The former president will go on trial at the Manhattan courthouse at 100 Centre St. on charges he falsified business records to cover up the $130,000 hush money payments to Daniels, whose real name is Stephanie Clifford, at the tail end of the presidential campaign in 2016. Trump and Daniels allegedly had sex in 2006 at a celebrity golf tournament, soon after Trump’s marriage to his wife Melania and the birth of their son Barron.
Police say to expect street closures in the area around the Manhattan courthouse downtown as an avalanche of law enforcement and media descend on the area. Barricades were already erected outside the location Sunday afternoon, and signs hung from the streetlamps advising drivers not to park there during the week ahead.
Trump faces 34 felony counts in the indictment brought last year by Manhattan District Attorney Alvin Bragg. The hush money charges are just one of four criminal indictments faced by Trump as he runs for reelection this year against President Joe Biden, in a rematch of the 2020 race.
The former president is also facing federal criminal charges on attempting to subvert the 2020 election, culminating in the Jan. 6, 2021 Capitol riot, as well as on allegedly stealing classified documents from the White House and storing them at his Mar-a-Lago estate; he further faces criminal charges in Georgia under that state’s Racketeer Influenced and Corrupt Organizations (RICO) statute for his attempts to overturn the 2020 election results there.
Trump has already faced repeated trials on civil matters, including on business fraud charges against the Trump organization and on sexual assault and defamation charges brought by E. Jean Carroll, and he has been found liable for hundreds of millions of dollars. But Monday will represent the first time he, or any president, is on trial in a criminal proceeding.
Falsifying New York business records alone is a misdemeanor, but Bragg opted to charge the president with felonies because the acts were allegedly done in furtherance of another criminal act. Namely, Bragg alleges the hush money payments constituted an illegal contribution to Trump’s presidential campaign.
The trial will begin on Monday with jury selection, with the case presided over by Justice Juan Merchan of Manhattan Supreme Court.
As with the judges in his other cases, Trump has repeatedly lashed out publicly against Merchan, denigrating the jurist and his daughter, a Democratic political consultant, on social media and in speeches. Merchan issued a gag order last month against the unruly former president barring him from speaking publicly about either witnesses in the case or Merchan and his family.
Prosecutors’ key witness is expected to be Michael Cohen, Trump’s erstwhile personal attorney who made the payment to Daniels and was later reimbursed by the Trump Organization. Cohen was sentenced in 2018 to three years in jail on charges including arranging the hush money payments; he has since been released and has flipped on his former client, and he is expected to testify on his role in the hush money payments and what Trump allegedly directed him to do.

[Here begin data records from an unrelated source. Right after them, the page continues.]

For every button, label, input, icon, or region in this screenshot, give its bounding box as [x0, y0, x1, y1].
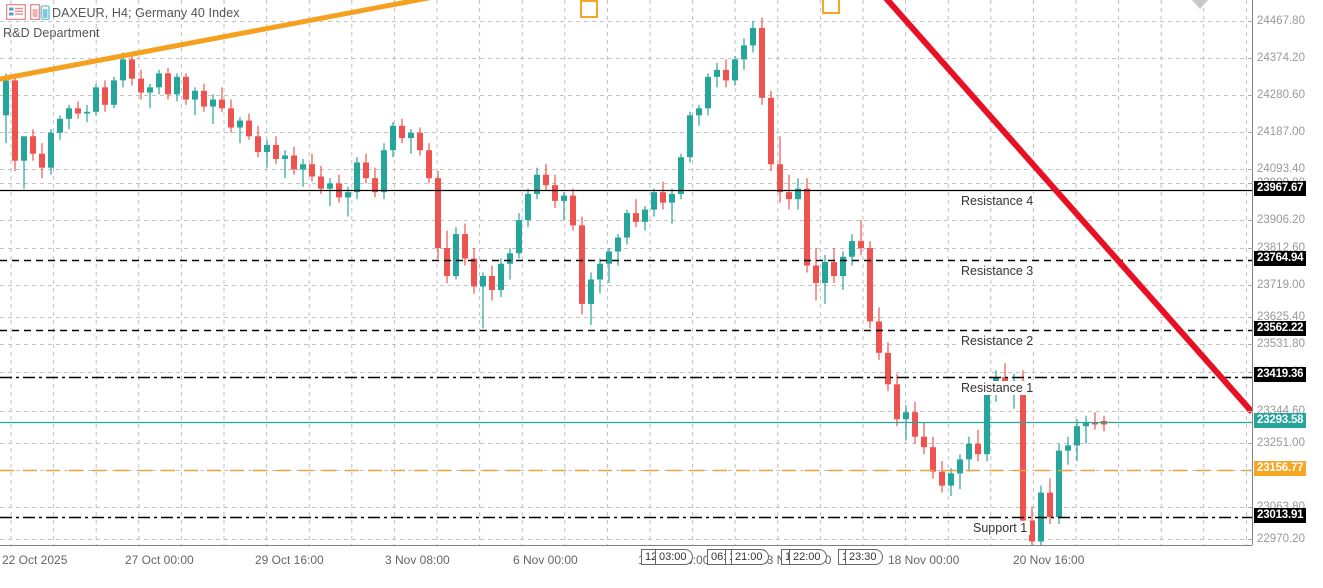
price-tick-mark — [1248, 411, 1253, 412]
price-tick-mark — [1248, 132, 1253, 133]
price-tick-mark — [1248, 95, 1253, 96]
time-tick-label: 18 Nov 00:00 — [888, 553, 960, 567]
time-tick-label: 27 Oct 00:00 — [125, 553, 194, 567]
price-tick-label: 23906.20 — [1257, 214, 1305, 226]
time-tick-label: 29 Oct 16:00 — [255, 553, 324, 567]
level-label-resistance-1: Resistance 1 — [958, 381, 1037, 395]
list-icon[interactable] — [5, 3, 27, 21]
chart-level-lines — [0, 0, 1252, 519]
price-tick-mark — [1248, 372, 1253, 373]
time-tick-label: 20 Nov 16:00 — [1013, 553, 1085, 567]
candlestick-series — [3, 17, 1107, 545]
price-tick-mark — [1248, 169, 1253, 170]
price-tick-mark — [1248, 317, 1253, 318]
price-tick-label: 23251.00 — [1257, 437, 1305, 449]
chart-gridlines — [0, 0, 1252, 545]
price-tick-mark — [1248, 220, 1253, 221]
price-tick-mark — [1248, 539, 1253, 540]
price-tick-mark — [1248, 470, 1253, 471]
price-tag-black[interactable]: 23764.94 — [1254, 251, 1307, 266]
price-tag-teal[interactable]: 23293.58 — [1254, 413, 1307, 428]
price-tag-orange[interactable]: 23156.77 — [1254, 461, 1307, 476]
square-marker-2[interactable] — [822, 0, 840, 14]
triangle-marker[interactable] — [1192, 0, 1208, 9]
symbol-title: DAXEUR, H4; Germany 40 Index — [52, 6, 240, 20]
time-tick-label: 3 Nov 08:00 — [385, 553, 450, 567]
time-tick-label: 22 Oct 2025 — [2, 553, 68, 567]
chart-overlays: Resistance 4 Resistance 3 Resistance 2 Resi… — [580, 0, 1208, 535]
price-tick-mark — [1248, 443, 1253, 444]
price-tick-mark — [1248, 507, 1253, 508]
price-tick-label: 24374.20 — [1257, 52, 1305, 64]
level-label-resistance-3: Resistance 3 — [958, 264, 1037, 278]
price-tag-black[interactable]: 23562.22 — [1254, 321, 1307, 336]
level-label-resistance-4: Resistance 4 — [958, 194, 1037, 208]
bar-chart-icon[interactable] — [29, 3, 50, 21]
time-bubble-marker[interactable]: 03:00 — [655, 549, 693, 565]
time-bubble-marker[interactable]: 22:00 — [789, 549, 827, 565]
price-tick-label: 24093.40 — [1257, 163, 1305, 175]
price-tag-black[interactable]: 23967.67 — [1254, 181, 1307, 196]
price-tick-mark — [1248, 248, 1253, 249]
price-tick-label: 23625.40 — [1257, 311, 1305, 323]
price-tick-label: 24187.00 — [1257, 126, 1305, 138]
price-tag-black[interactable]: 23419.36 — [1254, 367, 1307, 382]
time-tick-label: 6 Nov 00:00 — [513, 553, 578, 567]
level-label-support-1: Support 1 — [970, 521, 1031, 535]
department-label: R&D Department — [3, 26, 100, 40]
price-tick-mark — [1248, 183, 1253, 184]
price-tick-label: 24280.60 — [1257, 89, 1305, 101]
price-tick-mark — [1248, 58, 1253, 59]
price-tick-mark — [1248, 344, 1253, 345]
level-label-resistance-2: Resistance 2 — [958, 334, 1037, 348]
price-tick-label: 23719.00 — [1257, 279, 1305, 291]
price-tick-mark — [1248, 285, 1253, 286]
chart-plot-area[interactable]: Resistance 4 Resistance 3 Resistance 2 Resi… — [0, 0, 1252, 545]
price-tick-label: 22970.20 — [1257, 533, 1305, 545]
price-tick-label: 24467.80 — [1257, 15, 1305, 27]
price-tick-label: 23531.80 — [1257, 338, 1305, 350]
price-tick-mark — [1248, 21, 1253, 22]
price-tag-black[interactable]: 23013.91 — [1254, 508, 1307, 523]
price-axis[interactable]: 24467.80 24374.20 24280.60 24187.00 24093.40… — [1248, 0, 1323, 545]
time-marker-bubbles[interactable]: 12:0003:0006:2012:0021:0012:0022:0012:00… — [0, 545, 1252, 571]
time-bubble-marker[interactable]: 23:30 — [845, 549, 883, 565]
time-bubble-marker[interactable]: 21:00 — [731, 549, 769, 565]
square-marker-1[interactable] — [580, 0, 598, 18]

Trump’s lawyers will likely try to paint Cohen as habitually dishonest during cross-examination. Daniels is also expected to take the stand.
Two other alleged recipients of hush money payments are also expected to testify: Karen McDougal, a former Playboy Playmate who had an alleged tryst with Trump, and Dino Sajudin, a doorman at Trump Tower allegedly paid to keep quiet about a child Trump had fathered out of wedlock.

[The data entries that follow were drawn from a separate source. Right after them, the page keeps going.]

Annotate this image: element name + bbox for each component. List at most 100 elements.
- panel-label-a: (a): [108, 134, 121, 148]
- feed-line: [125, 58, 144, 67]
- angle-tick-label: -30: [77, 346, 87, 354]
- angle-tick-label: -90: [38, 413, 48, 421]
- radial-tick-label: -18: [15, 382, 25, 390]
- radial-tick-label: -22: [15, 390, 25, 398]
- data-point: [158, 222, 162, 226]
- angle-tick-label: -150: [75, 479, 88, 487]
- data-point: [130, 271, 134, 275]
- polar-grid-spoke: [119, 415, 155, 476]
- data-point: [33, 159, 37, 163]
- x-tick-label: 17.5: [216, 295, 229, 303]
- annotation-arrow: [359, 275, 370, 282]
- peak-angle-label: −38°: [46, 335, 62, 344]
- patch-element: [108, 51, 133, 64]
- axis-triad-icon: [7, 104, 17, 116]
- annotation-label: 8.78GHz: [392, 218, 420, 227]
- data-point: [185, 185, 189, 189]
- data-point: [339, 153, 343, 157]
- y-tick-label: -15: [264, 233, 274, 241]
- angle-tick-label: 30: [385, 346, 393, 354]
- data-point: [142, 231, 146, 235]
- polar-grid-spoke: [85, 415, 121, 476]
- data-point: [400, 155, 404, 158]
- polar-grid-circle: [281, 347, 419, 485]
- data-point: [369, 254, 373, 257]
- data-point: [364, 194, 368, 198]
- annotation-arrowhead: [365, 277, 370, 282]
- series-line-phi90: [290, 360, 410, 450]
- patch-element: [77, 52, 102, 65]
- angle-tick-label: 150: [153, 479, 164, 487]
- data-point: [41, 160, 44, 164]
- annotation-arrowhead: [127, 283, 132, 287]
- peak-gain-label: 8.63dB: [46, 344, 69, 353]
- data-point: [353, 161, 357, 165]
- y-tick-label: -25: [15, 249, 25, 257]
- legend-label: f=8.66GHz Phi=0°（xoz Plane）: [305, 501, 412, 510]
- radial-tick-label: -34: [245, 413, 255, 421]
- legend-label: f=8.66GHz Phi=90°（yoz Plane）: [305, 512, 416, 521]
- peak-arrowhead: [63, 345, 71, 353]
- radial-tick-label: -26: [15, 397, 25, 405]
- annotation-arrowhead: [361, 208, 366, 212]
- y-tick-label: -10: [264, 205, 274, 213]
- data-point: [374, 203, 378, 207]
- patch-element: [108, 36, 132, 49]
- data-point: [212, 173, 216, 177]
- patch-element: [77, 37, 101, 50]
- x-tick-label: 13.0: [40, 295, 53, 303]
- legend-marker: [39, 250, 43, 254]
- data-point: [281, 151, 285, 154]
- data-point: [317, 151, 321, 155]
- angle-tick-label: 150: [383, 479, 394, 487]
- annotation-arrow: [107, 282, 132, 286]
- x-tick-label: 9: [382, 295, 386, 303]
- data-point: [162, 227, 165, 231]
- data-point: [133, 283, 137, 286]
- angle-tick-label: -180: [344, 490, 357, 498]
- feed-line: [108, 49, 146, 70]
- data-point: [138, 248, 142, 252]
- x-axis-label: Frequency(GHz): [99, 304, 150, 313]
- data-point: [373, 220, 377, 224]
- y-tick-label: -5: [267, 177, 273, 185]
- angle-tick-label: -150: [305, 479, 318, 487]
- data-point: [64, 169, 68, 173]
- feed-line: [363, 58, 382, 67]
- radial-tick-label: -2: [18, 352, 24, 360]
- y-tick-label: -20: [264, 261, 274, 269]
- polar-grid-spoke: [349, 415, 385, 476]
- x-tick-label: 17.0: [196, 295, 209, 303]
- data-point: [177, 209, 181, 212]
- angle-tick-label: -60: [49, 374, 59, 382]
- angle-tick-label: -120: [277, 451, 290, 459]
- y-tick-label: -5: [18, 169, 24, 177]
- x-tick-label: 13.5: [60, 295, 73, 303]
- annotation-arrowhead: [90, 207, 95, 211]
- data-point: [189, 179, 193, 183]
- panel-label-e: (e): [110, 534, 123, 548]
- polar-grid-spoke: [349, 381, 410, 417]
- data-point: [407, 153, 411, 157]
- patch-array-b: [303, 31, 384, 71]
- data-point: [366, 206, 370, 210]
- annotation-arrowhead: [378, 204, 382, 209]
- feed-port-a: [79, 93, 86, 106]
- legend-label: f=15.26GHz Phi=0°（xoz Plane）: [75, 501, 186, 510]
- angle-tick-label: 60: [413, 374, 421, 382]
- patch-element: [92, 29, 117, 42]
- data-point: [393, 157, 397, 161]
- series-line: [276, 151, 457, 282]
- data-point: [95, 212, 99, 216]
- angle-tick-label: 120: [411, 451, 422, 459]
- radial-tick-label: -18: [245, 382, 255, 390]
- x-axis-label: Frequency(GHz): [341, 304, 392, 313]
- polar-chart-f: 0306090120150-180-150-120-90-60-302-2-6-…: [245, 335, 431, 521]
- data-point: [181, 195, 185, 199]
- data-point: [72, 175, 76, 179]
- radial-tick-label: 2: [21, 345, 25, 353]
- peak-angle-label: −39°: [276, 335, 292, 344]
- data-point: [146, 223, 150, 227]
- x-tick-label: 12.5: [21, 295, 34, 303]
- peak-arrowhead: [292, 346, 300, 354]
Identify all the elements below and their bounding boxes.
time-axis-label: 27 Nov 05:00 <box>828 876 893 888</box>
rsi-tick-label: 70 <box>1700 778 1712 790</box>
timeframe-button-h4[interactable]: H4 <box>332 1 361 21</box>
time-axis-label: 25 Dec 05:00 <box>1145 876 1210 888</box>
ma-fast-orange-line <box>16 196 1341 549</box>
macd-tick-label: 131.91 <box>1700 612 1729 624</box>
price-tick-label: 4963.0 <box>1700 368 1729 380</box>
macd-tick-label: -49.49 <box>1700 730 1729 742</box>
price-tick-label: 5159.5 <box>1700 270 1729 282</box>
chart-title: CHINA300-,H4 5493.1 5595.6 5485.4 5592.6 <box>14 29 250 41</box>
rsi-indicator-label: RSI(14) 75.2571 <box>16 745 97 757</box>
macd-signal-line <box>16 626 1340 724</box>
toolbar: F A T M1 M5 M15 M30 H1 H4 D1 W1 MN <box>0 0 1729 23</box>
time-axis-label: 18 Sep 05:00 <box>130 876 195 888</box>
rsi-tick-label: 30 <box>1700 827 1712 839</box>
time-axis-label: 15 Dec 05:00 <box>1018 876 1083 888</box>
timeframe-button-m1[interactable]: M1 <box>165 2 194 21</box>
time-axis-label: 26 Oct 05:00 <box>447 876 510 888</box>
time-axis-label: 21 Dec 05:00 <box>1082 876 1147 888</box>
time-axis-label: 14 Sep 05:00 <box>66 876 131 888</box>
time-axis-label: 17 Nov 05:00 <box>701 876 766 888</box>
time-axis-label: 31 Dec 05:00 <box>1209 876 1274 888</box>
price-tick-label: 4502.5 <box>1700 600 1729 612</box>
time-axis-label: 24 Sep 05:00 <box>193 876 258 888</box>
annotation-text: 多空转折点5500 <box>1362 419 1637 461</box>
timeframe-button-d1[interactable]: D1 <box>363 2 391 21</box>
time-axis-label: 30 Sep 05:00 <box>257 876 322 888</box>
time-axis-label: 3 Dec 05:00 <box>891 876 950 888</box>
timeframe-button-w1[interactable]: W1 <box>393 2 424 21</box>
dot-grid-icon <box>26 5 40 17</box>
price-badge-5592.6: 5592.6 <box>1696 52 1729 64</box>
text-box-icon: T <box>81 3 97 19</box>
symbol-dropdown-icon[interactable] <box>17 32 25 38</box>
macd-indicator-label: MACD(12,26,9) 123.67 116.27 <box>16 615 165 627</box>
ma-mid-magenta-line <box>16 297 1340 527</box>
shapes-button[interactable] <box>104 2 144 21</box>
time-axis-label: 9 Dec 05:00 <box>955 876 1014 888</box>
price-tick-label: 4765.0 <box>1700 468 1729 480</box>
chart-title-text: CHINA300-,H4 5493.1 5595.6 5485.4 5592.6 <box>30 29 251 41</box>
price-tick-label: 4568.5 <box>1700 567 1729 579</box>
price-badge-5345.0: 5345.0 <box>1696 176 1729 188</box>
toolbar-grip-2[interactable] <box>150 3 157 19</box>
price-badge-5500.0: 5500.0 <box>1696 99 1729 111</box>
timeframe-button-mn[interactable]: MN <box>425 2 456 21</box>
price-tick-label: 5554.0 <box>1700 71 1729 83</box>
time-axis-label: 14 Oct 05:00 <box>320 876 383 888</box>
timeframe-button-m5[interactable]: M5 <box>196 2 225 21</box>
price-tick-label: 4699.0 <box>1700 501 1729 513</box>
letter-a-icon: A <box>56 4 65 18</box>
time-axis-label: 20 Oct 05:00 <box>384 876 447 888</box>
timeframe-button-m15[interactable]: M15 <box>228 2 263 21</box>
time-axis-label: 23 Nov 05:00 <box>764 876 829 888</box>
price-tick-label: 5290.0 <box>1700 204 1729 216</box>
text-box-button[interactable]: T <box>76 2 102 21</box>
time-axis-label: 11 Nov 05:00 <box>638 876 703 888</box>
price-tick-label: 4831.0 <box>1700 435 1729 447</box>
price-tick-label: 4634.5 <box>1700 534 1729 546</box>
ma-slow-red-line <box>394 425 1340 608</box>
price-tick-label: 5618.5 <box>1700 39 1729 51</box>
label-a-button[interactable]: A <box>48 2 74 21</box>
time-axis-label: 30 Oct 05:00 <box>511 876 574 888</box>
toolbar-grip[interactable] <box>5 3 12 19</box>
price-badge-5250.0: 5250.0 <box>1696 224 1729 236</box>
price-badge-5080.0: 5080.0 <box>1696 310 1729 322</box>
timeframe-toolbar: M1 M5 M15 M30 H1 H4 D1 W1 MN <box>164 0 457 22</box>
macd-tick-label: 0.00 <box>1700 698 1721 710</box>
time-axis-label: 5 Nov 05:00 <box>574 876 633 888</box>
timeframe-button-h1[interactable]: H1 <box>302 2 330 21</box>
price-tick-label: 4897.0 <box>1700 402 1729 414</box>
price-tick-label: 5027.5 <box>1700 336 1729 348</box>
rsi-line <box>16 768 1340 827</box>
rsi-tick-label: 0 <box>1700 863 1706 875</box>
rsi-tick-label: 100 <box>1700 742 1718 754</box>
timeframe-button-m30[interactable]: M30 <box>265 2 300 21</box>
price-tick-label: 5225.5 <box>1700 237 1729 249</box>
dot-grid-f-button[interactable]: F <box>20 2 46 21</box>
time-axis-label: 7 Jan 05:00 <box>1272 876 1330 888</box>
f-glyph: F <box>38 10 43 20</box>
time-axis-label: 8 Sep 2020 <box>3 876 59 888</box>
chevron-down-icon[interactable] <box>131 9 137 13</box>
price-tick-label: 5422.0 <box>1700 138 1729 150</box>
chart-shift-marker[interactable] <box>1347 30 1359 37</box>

Daniels, McDougal, and Sajudin were all the targets of a purported “catch-and-kill” scheme dreamt up at Trump Tower between Cohen and David Pecker, head of the parent company of the National Enquirer, wherein Pecker would pay for exclusive rights to stories that he would then kill to avoid damaging Trump’s campaign.
Pecker, also likely to take the stand, allegedly orchestrated the payments to McDougal and Sajudin and tipped off Cohen about Daniels’ explosive allegations at the tail end of the 2016 presidential campaign, when Trump was also dealing with the fallout from the Access Hollywood tape.
The trial is expected to last about six weeks. Jury selection could take a considerable amount of time as lawyers attempt to find 12 New Yorkers without strong opinions on the former president.
Trump could theoretically face up to four years in prison if found guilty, but legal experts say jail time is unlikely in such a case for a first-time, nonviolent offender.